Contextual Customisation of Agile Methods for GSD

Popularity of Agile methods and wide spread adoption of different forms of Global Software Development (GSD) have been encouraging several efforts aimed at exploring the potential advantages and disadvantages of applying Agile methods in GSD arrangements. Several research and industrial efforts and their outcomes aimed at combining Agile and GSD have been published in scientific and practitioner oriented literature – an emerging consensual message in nutshell is – context based customisation – Agile methods in general and Scrum in particular can be deployed in GSD arrangements with appropriate tweaking and customisation depending upon the contextual factors such as nature of domain, number of teams, amount of time difference, and number of cultural backgrounds. Now the efforts are being geared towards understanding the customisation antecedents and strategies of specific Agile methods for different GSD arrangements based on different contextual factors. The outcomes of such efforts are revealing interesting and useful insights into the needs and mechanisms of contextual tweaking of Agile methods in GSD – Yesterday (28 August, 2013), I chaired a session, Tweaking Agile Methods for GSD, at the International Conference on Global Software Engineering (ICGSE) in Bari, Italy, where three such efforts provided very useful findings. Three presenters Maria Paasivaara, Stephan Salinger, and Julian M. Bass shared interesting findings from their research efforts.

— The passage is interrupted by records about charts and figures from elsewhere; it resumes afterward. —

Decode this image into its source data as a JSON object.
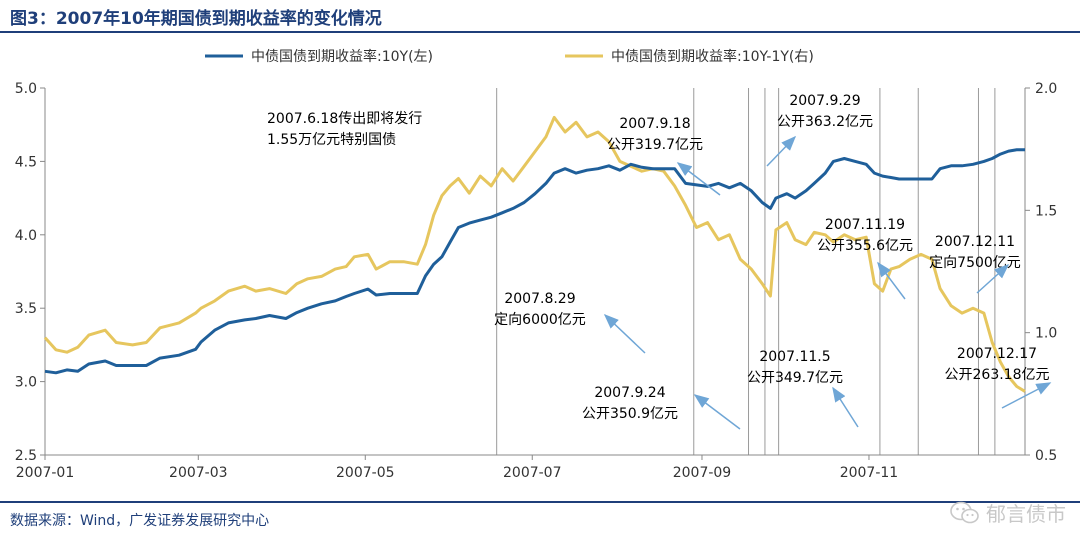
{
  "header": {
    "title": "图3：2007年10年期国债到期收益率的变化情况"
  },
  "footer": {
    "source": "数据来源：Wind，广发证券发展研究中心",
    "watermark": "郁言债市",
    "watermark_icon": "wechat-icon"
  },
  "colors": {
    "series_10y": "#1f5f9a",
    "series_spread": "#e6c65e",
    "arrow": "#6fa6d6",
    "axis": "#888888",
    "vline": "#9a9a9a",
    "title": "#1f3f7a"
  },
  "chart_data": {
    "type": "line",
    "x_start": "2007-01-04",
    "x_end": "2007-12-28",
    "x_ticks": [
      {
        "label": "2007-01",
        "date": "2007-01-04"
      },
      {
        "label": "2007-03",
        "date": "2007-03-01"
      },
      {
        "label": "2007-05",
        "date": "2007-05-01"
      },
      {
        "label": "2007-07",
        "date": "2007-07-01"
      },
      {
        "label": "2007-09",
        "date": "2007-09-01"
      },
      {
        "label": "2007-11",
        "date": "2007-11-01"
      }
    ],
    "y_left": {
      "min": 2.5,
      "max": 5.0,
      "ticks": [
        "2.5",
        "3.0",
        "3.5",
        "4.0",
        "4.5",
        "5.0"
      ]
    },
    "y_right": {
      "min": 0.5,
      "max": 2.0,
      "ticks": [
        "0.5",
        "1.0",
        "1.5",
        "2.0"
      ]
    },
    "legend": [
      {
        "name": "中债国债到期收益率:10Y(左)",
        "series": 0
      },
      {
        "name": "中债国债到期收益率:10Y-1Y(右)",
        "series": 1
      }
    ],
    "series": [
      {
        "name": "中债国债到期收益率:10Y(左)",
        "axis": "left",
        "points": [
          [
            "2007-01-04",
            3.07
          ],
          [
            "2007-01-08",
            3.06
          ],
          [
            "2007-01-12",
            3.08
          ],
          [
            "2007-01-16",
            3.07
          ],
          [
            "2007-01-20",
            3.12
          ],
          [
            "2007-01-26",
            3.14
          ],
          [
            "2007-01-30",
            3.11
          ],
          [
            "2007-02-05",
            3.11
          ],
          [
            "2007-02-10",
            3.11
          ],
          [
            "2007-02-15",
            3.16
          ],
          [
            "2007-02-22",
            3.18
          ],
          [
            "2007-02-28",
            3.22
          ],
          [
            "2007-03-02",
            3.27
          ],
          [
            "2007-03-07",
            3.35
          ],
          [
            "2007-03-12",
            3.4
          ],
          [
            "2007-03-18",
            3.42
          ],
          [
            "2007-03-22",
            3.43
          ],
          [
            "2007-03-27",
            3.45
          ],
          [
            "2007-04-02",
            3.43
          ],
          [
            "2007-04-06",
            3.47
          ],
          [
            "2007-04-10",
            3.5
          ],
          [
            "2007-04-15",
            3.53
          ],
          [
            "2007-04-20",
            3.55
          ],
          [
            "2007-04-24",
            3.58
          ],
          [
            "2007-04-27",
            3.6
          ],
          [
            "2007-05-02",
            3.63
          ],
          [
            "2007-05-05",
            3.59
          ],
          [
            "2007-05-10",
            3.6
          ],
          [
            "2007-05-15",
            3.6
          ],
          [
            "2007-05-20",
            3.6
          ],
          [
            "2007-05-23",
            3.72
          ],
          [
            "2007-05-26",
            3.8
          ],
          [
            "2007-05-29",
            3.85
          ],
          [
            "2007-06-01",
            3.95
          ],
          [
            "2007-06-04",
            4.05
          ],
          [
            "2007-06-08",
            4.08
          ],
          [
            "2007-06-12",
            4.1
          ],
          [
            "2007-06-16",
            4.12
          ],
          [
            "2007-06-20",
            4.15
          ],
          [
            "2007-06-24",
            4.18
          ],
          [
            "2007-06-28",
            4.22
          ],
          [
            "2007-07-02",
            4.28
          ],
          [
            "2007-07-06",
            4.35
          ],
          [
            "2007-07-09",
            4.42
          ],
          [
            "2007-07-13",
            4.45
          ],
          [
            "2007-07-17",
            4.42
          ],
          [
            "2007-07-21",
            4.44
          ],
          [
            "2007-07-25",
            4.45
          ],
          [
            "2007-07-29",
            4.47
          ],
          [
            "2007-08-02",
            4.44
          ],
          [
            "2007-08-06",
            4.48
          ],
          [
            "2007-08-10",
            4.46
          ],
          [
            "2007-08-14",
            4.45
          ],
          [
            "2007-08-18",
            4.45
          ],
          [
            "2007-08-22",
            4.45
          ],
          [
            "2007-08-26",
            4.35
          ],
          [
            "2007-08-30",
            4.34
          ],
          [
            "2007-09-03",
            4.33
          ],
          [
            "2007-09-07",
            4.35
          ],
          [
            "2007-09-11",
            4.32
          ],
          [
            "2007-09-15",
            4.35
          ],
          [
            "2007-09-19",
            4.3
          ],
          [
            "2007-09-23",
            4.22
          ],
          [
            "2007-09-26",
            4.18
          ],
          [
            "2007-09-28",
            4.25
          ],
          [
            "2007-10-02",
            4.28
          ],
          [
            "2007-10-05",
            4.25
          ],
          [
            "2007-10-09",
            4.3
          ],
          [
            "2007-10-12",
            4.35
          ],
          [
            "2007-10-16",
            4.42
          ],
          [
            "2007-10-19",
            4.5
          ],
          [
            "2007-10-23",
            4.52
          ],
          [
            "2007-10-27",
            4.5
          ],
          [
            "2007-10-31",
            4.48
          ],
          [
            "2007-11-03",
            4.42
          ],
          [
            "2007-11-06",
            4.4
          ],
          [
            "2007-11-09",
            4.39
          ],
          [
            "2007-11-12",
            4.38
          ],
          [
            "2007-11-16",
            4.38
          ],
          [
            "2007-11-20",
            4.38
          ],
          [
            "2007-11-24",
            4.38
          ],
          [
            "2007-11-27",
            4.45
          ],
          [
            "2007-12-01",
            4.47
          ],
          [
            "2007-12-05",
            4.47
          ],
          [
            "2007-12-09",
            4.48
          ],
          [
            "2007-12-13",
            4.5
          ],
          [
            "2007-12-16",
            4.52
          ],
          [
            "2007-12-19",
            4.55
          ],
          [
            "2007-12-22",
            4.57
          ],
          [
            "2007-12-25",
            4.58
          ],
          [
            "2007-12-28",
            4.58
          ]
        ]
      },
      {
        "name": "中债国债到期收益率:10Y-1Y(右)",
        "axis": "right",
        "points": [
          [
            "2007-01-04",
            0.98
          ],
          [
            "2007-01-08",
            0.93
          ],
          [
            "2007-01-12",
            0.92
          ],
          [
            "2007-01-16",
            0.94
          ],
          [
            "2007-01-20",
            0.99
          ],
          [
            "2007-01-26",
            1.01
          ],
          [
            "2007-01-30",
            0.96
          ],
          [
            "2007-02-05",
            0.95
          ],
          [
            "2007-02-10",
            0.96
          ],
          [
            "2007-02-15",
            1.02
          ],
          [
            "2007-02-22",
            1.04
          ],
          [
            "2007-02-28",
            1.08
          ],
          [
            "2007-03-02",
            1.1
          ],
          [
            "2007-03-07",
            1.13
          ],
          [
            "2007-03-12",
            1.17
          ],
          [
            "2007-03-18",
            1.19
          ],
          [
            "2007-03-22",
            1.17
          ],
          [
            "2007-03-27",
            1.18
          ],
          [
            "2007-04-02",
            1.16
          ],
          [
            "2007-04-06",
            1.2
          ],
          [
            "2007-04-10",
            1.22
          ],
          [
            "2007-04-15",
            1.23
          ],
          [
            "2007-04-20",
            1.26
          ],
          [
            "2007-04-24",
            1.27
          ],
          [
            "2007-04-27",
            1.31
          ],
          [
            "2007-05-02",
            1.32
          ],
          [
            "2007-05-05",
            1.26
          ],
          [
            "2007-05-10",
            1.29
          ],
          [
            "2007-05-15",
            1.29
          ],
          [
            "2007-05-20",
            1.28
          ],
          [
            "2007-05-23",
            1.36
          ],
          [
            "2007-05-26",
            1.48
          ],
          [
            "2007-05-29",
            1.56
          ],
          [
            "2007-06-01",
            1.6
          ],
          [
            "2007-06-04",
            1.63
          ],
          [
            "2007-06-08",
            1.57
          ],
          [
            "2007-06-12",
            1.64
          ],
          [
            "2007-06-16",
            1.6
          ],
          [
            "2007-06-20",
            1.67
          ],
          [
            "2007-06-24",
            1.62
          ],
          [
            "2007-06-28",
            1.68
          ],
          [
            "2007-07-02",
            1.74
          ],
          [
            "2007-07-06",
            1.8
          ],
          [
            "2007-07-09",
            1.88
          ],
          [
            "2007-07-13",
            1.82
          ],
          [
            "2007-07-17",
            1.86
          ],
          [
            "2007-07-21",
            1.8
          ],
          [
            "2007-07-25",
            1.82
          ],
          [
            "2007-07-29",
            1.78
          ],
          [
            "2007-08-02",
            1.7
          ],
          [
            "2007-08-06",
            1.68
          ],
          [
            "2007-08-10",
            1.66
          ],
          [
            "2007-08-14",
            1.67
          ],
          [
            "2007-08-18",
            1.66
          ],
          [
            "2007-08-22",
            1.6
          ],
          [
            "2007-08-26",
            1.52
          ],
          [
            "2007-08-30",
            1.43
          ],
          [
            "2007-09-03",
            1.45
          ],
          [
            "2007-09-07",
            1.38
          ],
          [
            "2007-09-11",
            1.4
          ],
          [
            "2007-09-15",
            1.3
          ],
          [
            "2007-09-19",
            1.26
          ],
          [
            "2007-09-23",
            1.2
          ],
          [
            "2007-09-26",
            1.15
          ],
          [
            "2007-09-28",
            1.42
          ],
          [
            "2007-10-02",
            1.45
          ],
          [
            "2007-10-05",
            1.38
          ],
          [
            "2007-10-09",
            1.36
          ],
          [
            "2007-10-12",
            1.41
          ],
          [
            "2007-10-16",
            1.4
          ],
          [
            "2007-10-19",
            1.37
          ],
          [
            "2007-10-23",
            1.4
          ],
          [
            "2007-10-27",
            1.38
          ],
          [
            "2007-10-31",
            1.39
          ],
          [
            "2007-11-03",
            1.2
          ],
          [
            "2007-11-06",
            1.17
          ],
          [
            "2007-11-09",
            1.26
          ],
          [
            "2007-11-12",
            1.27
          ],
          [
            "2007-11-16",
            1.3
          ],
          [
            "2007-11-20",
            1.32
          ],
          [
            "2007-11-24",
            1.3
          ],
          [
            "2007-11-27",
            1.18
          ],
          [
            "2007-12-01",
            1.11
          ],
          [
            "2007-12-05",
            1.08
          ],
          [
            "2007-12-09",
            1.1
          ],
          [
            "2007-12-13",
            1.08
          ],
          [
            "2007-12-16",
            0.96
          ],
          [
            "2007-12-19",
            0.88
          ],
          [
            "2007-12-22",
            0.82
          ],
          [
            "2007-12-25",
            0.78
          ],
          [
            "2007-12-28",
            0.76
          ]
        ]
      }
    ],
    "vlines": [
      "2007-06-18",
      "2007-08-29",
      "2007-09-18",
      "2007-09-24",
      "2007-09-29",
      "2007-11-05",
      "2007-11-19",
      "2007-12-11",
      "2007-12-17"
    ],
    "annotations": [
      {
        "lines": [
          "2007.6.18传出即将发行",
          "1.55万亿元特别国债"
        ],
        "anchor": "start"
      },
      {
        "lines": [
          "2007.8.29",
          "定向6000亿元"
        ],
        "anchor": "middle"
      },
      {
        "lines": [
          "2007.9.18",
          "公开319.7亿元"
        ],
        "anchor": "middle"
      },
      {
        "lines": [
          "2007.9.24",
          "公开350.9亿元"
        ],
        "anchor": "middle"
      },
      {
        "lines": [
          "2007.9.29",
          "公开363.2亿元"
        ],
        "anchor": "middle"
      },
      {
        "lines": [
          "2007.11.5",
          "公开349.7亿元"
        ],
        "anchor": "middle"
      },
      {
        "lines": [
          "2007.11.19",
          "公开355.6亿元"
        ],
        "anchor": "middle"
      },
      {
        "lines": [
          "2007.12.11",
          "定向7500亿元"
        ],
        "anchor": "middle"
      },
      {
        "lines": [
          "2007.12.17",
          "公开263.18亿元"
        ],
        "anchor": "middle"
      }
    ]
  }
}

Marie’s presentations on, Integrating Global Sites into the Agile and Lean Transformation at Ericsson, shared observations from their study of Ericsson finland’s initiative of integrating three different sites, Finland, Hungary, and USA, for a product development efforts using agile and lean approaches. Stephen’s talk, Doing Scrum Rather Than Being Agile – A Case Study on Actual Nearshoring Practices, was based on their study of the use of Scrum in a client vendor relationship between two companies based on Germany (Client) and Poland (Vendor). Julian presented his work, Agile Method Tailoring in Distributed Enterprises: Product Owner Teams, aimed at understanding role specific customisation and practices of Agile methods in GSD context for large scale enterprise information systems, which are business critical – the presented work was focused on the role of product owner. The talks were based on their papers which can be found in the proceedings of the ICGSE 2013 published by IEEE Computer Society.